Yule May’s theft recalls the classic ethical dilemma: would you steal a loaf of bread to feed your family? In Yule May’s case, the question becomes more obvious: would you steal from your racist employer who pays you less than minimum wage to put both of your sons through college? Yule May’s theft is understandable, if not also justifiable.
That night, Skeeter goes to Aibileen’s where her church has gathered to pray for Yule May. They have started a fund to put both of her boys through college. Aibileen tells Skeeter how Yule May first asked Hilly for a loan but she refused, saying charity shouldn’t go to those “well and able.” When Hilly found out that Yule May stole from her, she used her social influence and connections to get Yule May thrown in jail over night. For the small crime of stealing a ring, Yule May is serving a four-year prison sentence. Now seeing the dire need to change Jackson’s racist society, eleven maids from the community come up to Skeeter and commit to telling their stories.
Here we truly see the power imbalance in the white household. The justice system in Jackson is so racist and corrupt that Hilly, or any white woman for that matter, can use her social influence to have her maid thrown in jail for the smallest crime. This scene also reveals Hilly’s hypocrisy. While she’s willing to raise money for black children in Africa, she won’t even give her maid a loan to put her boys through college.
Over the next few days, Skeeter interviews the women at Aibileen’s. Aibileen sits beside the women while they talk, giving them the confidence to tell their stories. Skeeter notices how the women tell stories mixed with undisguised hatred and inexplicable love. Hatred for the way the men would try to touch them, the terrible pay, and the indignities of the work, but also love for the children they raised. Some women tell stories of having babies die in their arms and of wearing their maid uniforms to the children’s weddings.
The image of maids at weddings encapsulates the emotional complexity of being a black maid in Jackson. The maids are like second mothers to these children, yet the white families make them wear uniforms because the families don’t want to appear as if they are “integrating” with African Americans. A maid can only attend the weddings as a “maid,” and not in the more complicated (and dignified) role of friend or mother-figure.
One woman named Gretchen comes but refuses to contribute her stories. She accuses Skeeter of profiting from the black women’s stories even though Skeeter has already agreed to split any profits evenly with all the maids. When Gretchen says that Skeeter thinks of black women as nothing but “niggers,” Aibileen stands up and demands that Gretchen leave. Taken aback by Gretchen’s accusations, Skeeter sits in silence until Aibileen apologizes for Gretchen, saying that she wouldn’t have let Gretchen come if she knew Gretchen would say what she did. Skeeter says that it’s not Aibileen’s fault and they move on to the next interview. After the interviews are over for the night, Skeeter thinks about how all the women except Gretchen agreed to contribute whatever money they make from the book’s publication to the college fund.
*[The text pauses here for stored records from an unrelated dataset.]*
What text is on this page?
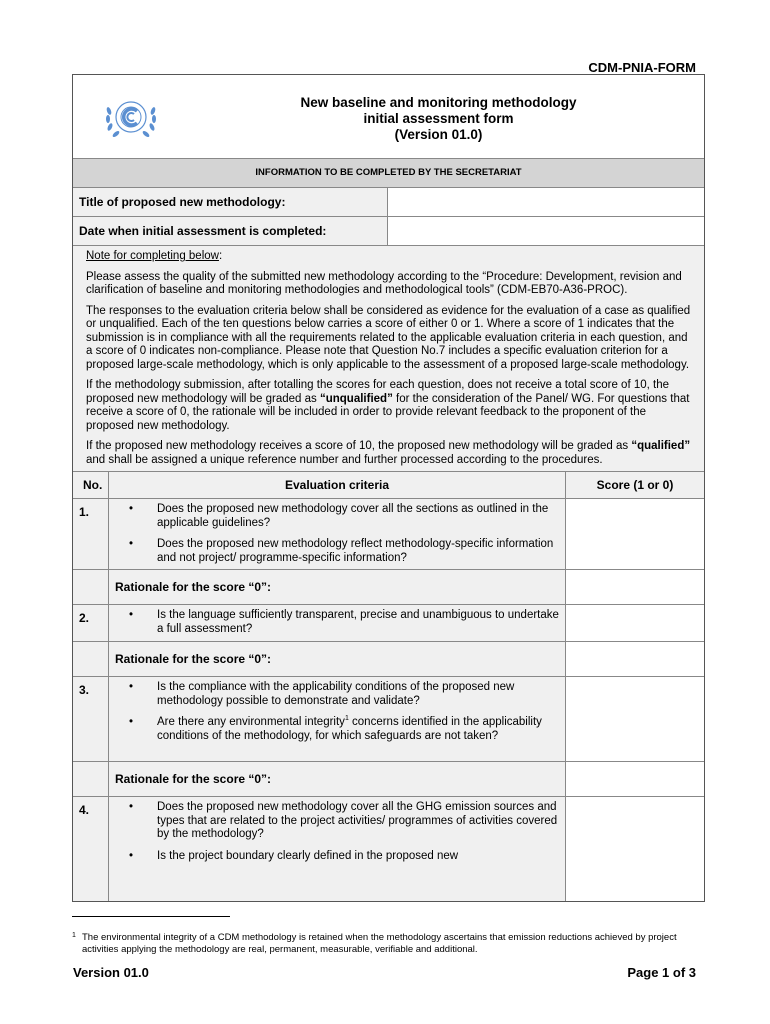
CDM-PNIA-FORM
New baseline and monitoring methodology
initial assessment form
(Version 01.0)
INFORMATION TO BE COMPLETED BY THE SECRETARIAT
Title of proposed new methodology:
Date when initial assessment is completed:

Note for completing below:

Please assess the quality of the submitted new methodology according to the “Procedure: Development, revision and clarification of baseline and monitoring methodologies and methodological tools” (CDM-EB70-A36-PROC).

The responses to the evaluation criteria below shall be considered as evidence for the evaluation of a case as qualified or unqualified. Each of the ten questions below carries a score of either 0 or 1. Where a score of 1 indicates that the submission is in compliance with all the requirements related to the applicable evaluation criteria in each question, and a score of 0 indicates non-compliance. Please note that Question No.7 includes a specific evaluation criterion for a proposed large-scale methodology, which is only applicable to the assessment of a proposed large-scale methodology.

If the methodology submission, after totalling the scores for each question, does not receive a total score of 10, the proposed new methodology will be graded as “unqualified” for the consideration of the Panel/ WG. For questions that receive a score of 0, the rationale will be included in order to provide relevant feedback to the proponent of the proposed new methodology.

If the proposed new methodology receives a score of 10, the proposed new methodology will be graded as “qualified” and shall be assigned a unique reference number and further processed according to the procedures.

No.	Evaluation criteria	Score (1 or 0)
1.	• Does the proposed new methodology cover all the sections as outlined in the applicable guidelines?
• Does the proposed new methodology reflect methodology-specific information and not project/ programme-specific information?
Rationale for the score “0”:
2.	• Is the language sufficiently transparent, precise and unambiguous to undertake a full assessment?
Rationale for the score “0”:
3.	• Is the compliance with the applicability conditions of the proposed new methodology possible to demonstrate and validate?
• Are there any environmental integrity$^1$ concerns identified in the applicability conditions of the methodology, for which safeguards are not taken?
Rationale for the score “0”:
4.	• Does the proposed new methodology cover all the GHG emission sources and types that are related to the project activities/ programmes of activities covered by the methodology?
• Is the project boundary clearly defined in the proposed new
1 The environmental integrity of a CDM methodology is retained when the methodology ascertains that emission reductions achieved by project activities applying the methodology are real, permanent, measurable, verifiable and additional.
Version 01.0	Page 1 of 3
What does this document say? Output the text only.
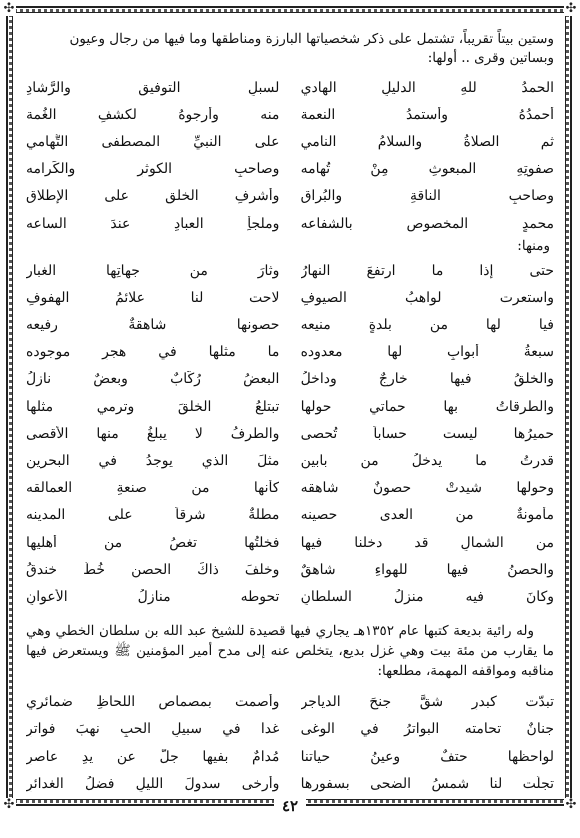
✣	✣
✣	✣

وستين بيتاً تقريباً، تشتمل على ذكر شخصياتها البارزة ومناطقها وما فيها من رجال وعيون
وبساتين وقرى .. أولها:

الحمدُ للهِ الدليلِ الهادي
لسبلِ التوفيقِ والرَّشادِ
أحمدُهُ وأستمدُ النعمة
منه وأرجوهُ لكشفِ الغُمة
ثم الصلاةُ والسلامُ النامي
على النبيِّ المصطفى التُّهامي
صفوتِهِ المبعوثِ مِنْ تُهامه
وصاحبِ الكوثرِ والكَرامه
وصاحبِ الناقةِ والبُراقِ
وأشرفِ الخلقِ على الإطلاقِ
محمدٍ المخصوصِ بالشفاعه
وملجأِ العبادِ عندَ الساعه
ومنها:
حتى إذا ما ارتفعَ النهارُ
وثارَ من جهاتِها الغبار
واستعرت لواهبُ الصيوفِ
لاحت لنا علائمُ الهفوفِ
فيا لها من بلدةٍ منيعه
حصونها شاهقةٌ رفيعه
سبعةُ أبوابٍ لها معدوده
ما مثلها في هجرٍ موجوده
والخلقُ فيها خارجٌ وداخلُ
البعضُ رُكَّابٌ وبعضٌ نازلُ
والطرقاتُ بها حماتي حولها
تبتلعُ الخلقَ وترمي مثلها
حميرُها ليست حساباً تُحصى
والطرفُ لا يبلغُ منها الأقصى
قدرتُ ما يدخلُ من بابينِ
مثلَ الذي يوجدُ في البحرينِ
وحولها شيدتْ حصونٌ شاهقه
كأنها من صنعةِ العمالقه
مأمونةٌ من العدى حصينه
مطلةٌ شرقاً على المدينه
من الشمالِ قد دخلنا فيها
فخلتُها تغصُ من أهليها
والحصنُ فيها للهواءِ شاهقٌ
وخلفَ ذاكَ الحصنِ خُطَّ خندقُ
وكانَ فيه منزلُ السلطانِ
تحوطه منازلُ الأعوانِ

وله رائية بديعة كتبها عام ١٣٥٢هـ يجاري فيها قصيدة للشيخ عبد الله بن سلطان الخطي وهي ما يقارب من مئة بيت وهي غزل بديع، يتخلص عنه إلى مدح أمير المؤمنين ﷺ ويستعرض فيها مناقبه ومواقفه المهمة، مطلعها:

تبدّت كبدرٍ شقَّ جنحَ الدياجرِ
وأصمت بمصماصِ اللحاظِ ضمائري
جنانٌ تحامته البواترُ في الوغى
غدا في سبيلِ الحبِ نهبَ فواترِ
لواحظها حتفٌ وعينُ حياتنا
مُدامٌ بفيها جلَّ عن يدِ عاصرِ
تجلّت لنا شمسُ الضحى بسفورها
وأرخى سدولَ الليلِ فضلُ الغدائرِ
٤٢
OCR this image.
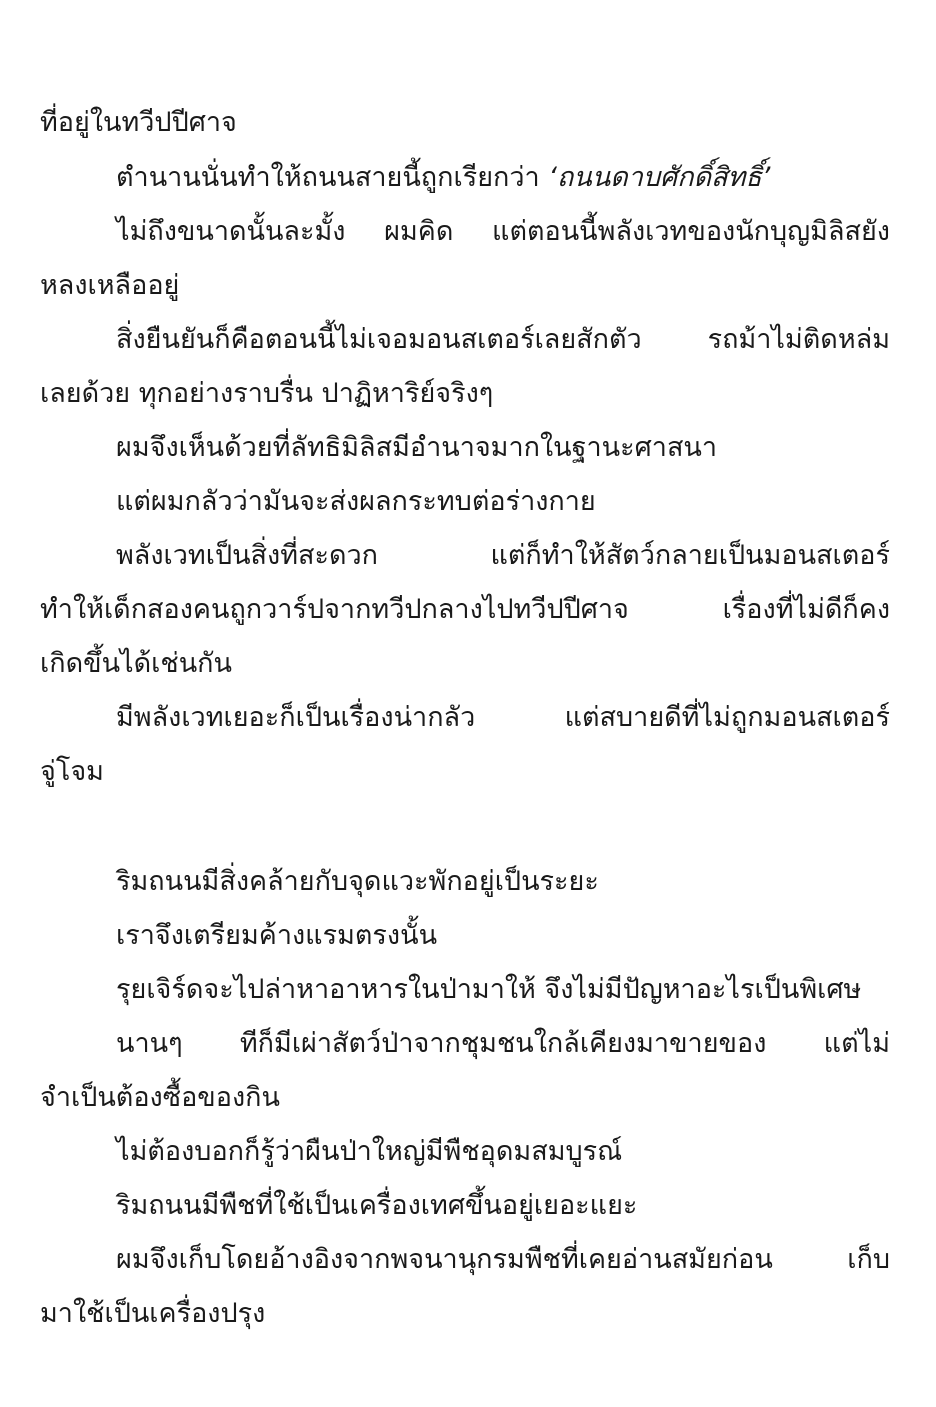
ที่อยู่ในทวีปปีศาจ
ตำนานนั่นทำให้ถนนสายนี้ถูกเรียกว่า ‘ถนนดาบศักดิ์สิทธิ์’
ไม่ถึงขนาดนั้นละมั้ง ผมคิด แต่ตอนนี้พลังเวทของนักบุญมิลิสยัง
หลงเหลืออยู่
สิ่งยืนยันก็คือตอนนี้ไม่เจอมอนสเตอร์เลยสักตัว รถม้าไม่ติดหล่ม
เลยด้วย ทุกอย่างราบรื่น ปาฏิหาริย์จริงๆ
ผมจึงเห็นด้วยที่ลัทธิมิลิสมีอำนาจมากในฐานะศาสนา
แต่ผมกลัวว่ามันจะส่งผลกระทบต่อร่างกาย
พลังเวทเป็นสิ่งที่สะดวก แต่ก็ทำให้สัตว์กลายเป็นมอนสเตอร์
ทำให้เด็กสองคนถูกวาร์ปจากทวีปกลางไปทวีปปีศาจ เรื่องที่ไม่ดีก็คง
เกิดขึ้นได้เช่นกัน
มีพลังเวทเยอะก็เป็นเรื่องน่ากลัว แต่สบายดีที่ไม่ถูกมอนสเตอร์
จู่โจม
ริมถนนมีสิ่งคล้ายกับจุดแวะพักอยู่เป็นระยะ
เราจึงเตรียมค้างแรมตรงนั้น
รุยเจิร์ดจะไปล่าหาอาหารในป่ามาให้ จึงไม่มีปัญหาอะไรเป็นพิเศษ
นานๆ ทีก็มีเผ่าสัตว์ป่าจากชุมชนใกล้เคียงมาขายของ แต่ไม่
จำเป็นต้องซื้อของกิน
ไม่ต้องบอกก็รู้ว่าผืนป่าใหญ่มีพืชอุดมสมบูรณ์
ริมถนนมีพืชที่ใช้เป็นเครื่องเทศขึ้นอยู่เยอะแยะ
ผมจึงเก็บโดยอ้างอิงจากพจนานุกรมพืชที่เคยอ่านสมัยก่อน เก็บ
มาใช้เป็นเครื่องปรุง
Gretchen’s accusation may not apply to Skeeter, but it does apply to Kathryn Stockett. Stockett profited off of The Help, which dramatizes the suffering of black women. Perhaps the greatest irony is that Stockett’s brother’s maid (whose name was Ablene) accused Stockett of stealing her life story and profiting off of her suffering. Stockett might have even added this unflattering portrayal of Gretchen in order to implicitly criticize anyone who might accuse her of profiting off the historical oppression of black women.